Tanner Jennifer R, Patel Palak G, Hellinga Jacqueline R, Donald Lynda J, Jimenez Celine, LeBlanc Jason J, Brassinga Ann Karen C
Department of Microbiology, Faculty of Science, University of Manitoba, Winnipeg, Manitoba, Canada.
Department of Pathology, Medicine, and Microbiology & Immunology, Faculty of Medicine, Dalhousie University, Halifax, Nova Scotia, Canada.
J Bacteriol. 2017 Feb 14;199(5). doi: 10.1128/JB.00690-16. Print 2017 Mar 1.

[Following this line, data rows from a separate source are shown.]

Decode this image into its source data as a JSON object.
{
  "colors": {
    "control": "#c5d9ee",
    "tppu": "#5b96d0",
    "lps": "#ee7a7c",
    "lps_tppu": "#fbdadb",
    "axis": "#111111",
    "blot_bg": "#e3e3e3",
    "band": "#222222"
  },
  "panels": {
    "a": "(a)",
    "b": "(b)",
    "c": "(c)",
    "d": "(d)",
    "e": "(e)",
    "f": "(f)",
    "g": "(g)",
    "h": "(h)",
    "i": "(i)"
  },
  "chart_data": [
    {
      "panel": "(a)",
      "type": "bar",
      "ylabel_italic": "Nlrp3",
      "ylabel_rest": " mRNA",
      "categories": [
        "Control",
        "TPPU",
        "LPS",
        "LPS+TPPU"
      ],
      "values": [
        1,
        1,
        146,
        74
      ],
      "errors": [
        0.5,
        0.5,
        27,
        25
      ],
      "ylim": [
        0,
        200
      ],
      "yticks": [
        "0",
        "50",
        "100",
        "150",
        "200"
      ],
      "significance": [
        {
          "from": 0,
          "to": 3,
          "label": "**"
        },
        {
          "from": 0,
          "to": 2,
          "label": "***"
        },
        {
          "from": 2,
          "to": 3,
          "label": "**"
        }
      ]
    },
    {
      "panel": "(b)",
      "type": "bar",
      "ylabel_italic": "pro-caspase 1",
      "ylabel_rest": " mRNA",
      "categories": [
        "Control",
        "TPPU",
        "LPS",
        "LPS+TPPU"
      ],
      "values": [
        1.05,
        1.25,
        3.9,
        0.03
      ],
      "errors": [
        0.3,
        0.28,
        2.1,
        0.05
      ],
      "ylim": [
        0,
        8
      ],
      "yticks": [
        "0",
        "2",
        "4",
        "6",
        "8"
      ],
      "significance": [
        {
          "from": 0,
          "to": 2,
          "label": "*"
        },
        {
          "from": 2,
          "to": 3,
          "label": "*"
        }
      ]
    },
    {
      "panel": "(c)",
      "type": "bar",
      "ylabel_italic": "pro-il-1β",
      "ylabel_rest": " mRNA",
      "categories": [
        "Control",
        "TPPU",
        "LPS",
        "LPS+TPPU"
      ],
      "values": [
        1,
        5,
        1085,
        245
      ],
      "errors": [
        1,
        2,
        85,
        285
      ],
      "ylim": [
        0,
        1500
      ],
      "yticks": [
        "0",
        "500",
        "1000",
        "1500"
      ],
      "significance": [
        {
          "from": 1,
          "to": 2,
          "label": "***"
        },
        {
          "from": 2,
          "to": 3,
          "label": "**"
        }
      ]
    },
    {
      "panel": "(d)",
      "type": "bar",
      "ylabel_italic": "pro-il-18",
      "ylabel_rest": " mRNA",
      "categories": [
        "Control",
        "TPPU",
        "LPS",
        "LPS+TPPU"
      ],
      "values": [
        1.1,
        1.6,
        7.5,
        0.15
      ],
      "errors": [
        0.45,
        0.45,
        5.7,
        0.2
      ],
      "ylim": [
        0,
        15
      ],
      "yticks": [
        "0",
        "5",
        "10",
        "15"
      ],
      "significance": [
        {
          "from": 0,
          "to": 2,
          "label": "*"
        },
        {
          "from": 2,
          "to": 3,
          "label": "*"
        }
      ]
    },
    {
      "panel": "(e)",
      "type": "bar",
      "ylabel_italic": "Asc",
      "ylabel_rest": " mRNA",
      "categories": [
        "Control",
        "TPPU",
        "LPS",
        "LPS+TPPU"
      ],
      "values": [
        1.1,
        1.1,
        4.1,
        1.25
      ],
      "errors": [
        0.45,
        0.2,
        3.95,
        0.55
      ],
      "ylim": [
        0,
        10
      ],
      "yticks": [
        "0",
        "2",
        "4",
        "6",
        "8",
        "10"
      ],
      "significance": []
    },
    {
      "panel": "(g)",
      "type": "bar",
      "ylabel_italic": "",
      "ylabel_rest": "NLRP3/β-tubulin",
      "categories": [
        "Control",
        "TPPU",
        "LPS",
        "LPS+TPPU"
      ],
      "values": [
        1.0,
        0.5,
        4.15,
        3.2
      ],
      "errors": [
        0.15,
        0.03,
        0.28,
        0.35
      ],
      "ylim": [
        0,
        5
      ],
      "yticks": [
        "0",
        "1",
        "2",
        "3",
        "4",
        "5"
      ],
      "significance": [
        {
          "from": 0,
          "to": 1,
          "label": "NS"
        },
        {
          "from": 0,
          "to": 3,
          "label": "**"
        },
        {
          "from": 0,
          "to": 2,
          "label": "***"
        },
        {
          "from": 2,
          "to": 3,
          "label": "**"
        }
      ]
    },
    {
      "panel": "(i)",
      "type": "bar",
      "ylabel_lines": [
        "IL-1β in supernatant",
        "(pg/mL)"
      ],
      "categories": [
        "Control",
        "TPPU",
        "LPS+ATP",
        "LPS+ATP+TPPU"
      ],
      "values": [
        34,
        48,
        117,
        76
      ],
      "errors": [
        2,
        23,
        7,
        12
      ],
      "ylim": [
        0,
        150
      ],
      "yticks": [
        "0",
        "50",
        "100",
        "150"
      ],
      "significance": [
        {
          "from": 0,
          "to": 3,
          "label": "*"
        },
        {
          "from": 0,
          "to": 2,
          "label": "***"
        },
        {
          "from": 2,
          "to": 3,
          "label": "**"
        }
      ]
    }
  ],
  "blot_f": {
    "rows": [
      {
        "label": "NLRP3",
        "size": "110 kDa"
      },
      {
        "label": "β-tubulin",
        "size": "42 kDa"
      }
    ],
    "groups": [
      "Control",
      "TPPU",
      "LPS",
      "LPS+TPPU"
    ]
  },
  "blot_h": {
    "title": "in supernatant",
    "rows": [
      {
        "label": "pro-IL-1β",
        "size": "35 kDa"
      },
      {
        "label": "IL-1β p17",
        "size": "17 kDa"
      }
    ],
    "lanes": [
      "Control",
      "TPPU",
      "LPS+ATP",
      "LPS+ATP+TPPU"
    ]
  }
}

Nominally an environmental organism, is an intracellular parasite of protozoa but is also the causative agent of the pneumonia termed Legionnaires' disease, which results from inhalation of aerosolized bacteria by susceptible humans. Coordination of gene expression by a number of identified regulatory factors, including OxyR, assists in adapting to the stresses of changing environments. OxyR (OxyR) is an ortholog of OxyR; however, OxyR was shown elsewhere to be functionally divergent, such that it acts as a transcription regulator independently of the oxidative stress response. In this study, the use of improved gene deletion methods has enabled us to generate an unmarked in-frame deletion of in Lack of OxyR did not affect growth or intracellular growth in protozoa and U937-derived macrophages. The expression of OxyR does not appear to be regulated by CpxR, even though purified recombinant CpxR bound a DNA sequence similar to that reported for CpxR elsewhere. Surprisingly, a lack of OxyR resulted in elevated activity of the promoters located upstream of and the operon, and OxyR directly bound to these promoter regions, suggesting that OxyR is a direct repressor. Interestingly, a strain overexpressing OxyR demonstrated reduced intracellular growth in but not in U937-derived macrophages, suggesting that balanced expression control of the two-component CpxRA system is necessary for survival in protozoa. Taken together, this study suggests that OxyR is a functionally redundant transcriptional regulator in under the conditions evaluated herein. is an environmental pathogen, with its transmission to the human host dependent upon its ability to replicate in protozoa and survive within its aquatic niche. Understanding the genetic factors that contribute to survival within each of these unique environments will be key to limiting future point-source outbreaks of Legionnaires' disease. The transcriptional regulator OxyR (OxyR) has been previously identified as a potential regulator of virulence traits warranting further investigation. This study demonstrated that is nonessential for survival and via mutational analysis. While the mechanisms of how OxyR expression is regulated remain elusive, this study shows that OxyR negatively regulates the expression of the two-component system necessary for intracellular survival in protozoa.
通常作为一种环境微生物,它是原生动物的细胞内寄生虫,但也是被称为军团病的肺炎的病原体,这种肺炎是由易感人群吸入雾化细菌引起的。包括OxyR在内的一些已确定的调节因子对基因表达的协调作用,有助于其适应不断变化的环境压力。OxyR(OxyR)是OxyR的直系同源物;然而,在其他地方已表明OxyR在功能上存在差异,以至于它作为一种转录调节因子独立于氧化应激反应发挥作用。在本研究中,使用改进的基因缺失方法使我们能够在缺乏OxyR的情况下产生无标记的框内缺失。缺乏OxyR并不影响其在原生动物和U937衍生巨噬细胞中的生长或细胞内生长。尽管纯化的重组CpxR结合了与其他地方报道的CpxR相似的DNA序列,但OxyR的表达似乎不受CpxR调节。令人惊讶的是,缺乏OxyR导致位于和操纵子上游的启动子活性升高,并且OxyR直接结合到这些启动子区域,这表明OxyR是一种直接阻遏物。有趣的是,过表达OxyR的菌株在原生动物中细胞内生长减少,但在U937衍生巨噬细胞中没有减少,这表明双组分CpxRA系统的平衡表达控制对于在原生动物中生存是必要的。综上所述,本研究表明在本文评估的条件下,OxyR在中是一种功能冗余的转录调节因子。是一种环境病原体,其传播给人类宿主取决于其在原生动物中复制并在其水生生态位中生存的能力。了解有助于其在这些独特环境中生存任一环境中的遗传因素,将是限制未来军团病点状源爆发的关键。转录调节因子OxyR(OxyR)先前已被确定为毒力特征的潜在调节因子,值得进一步研究。本研究通过突变分析表明对于生存和并非必需。虽然OxyR表达如何被调节的机制仍然难以捉摸,但本研究表明OxyR负调节原生动物细胞内存活所必需的双组分系统的表达。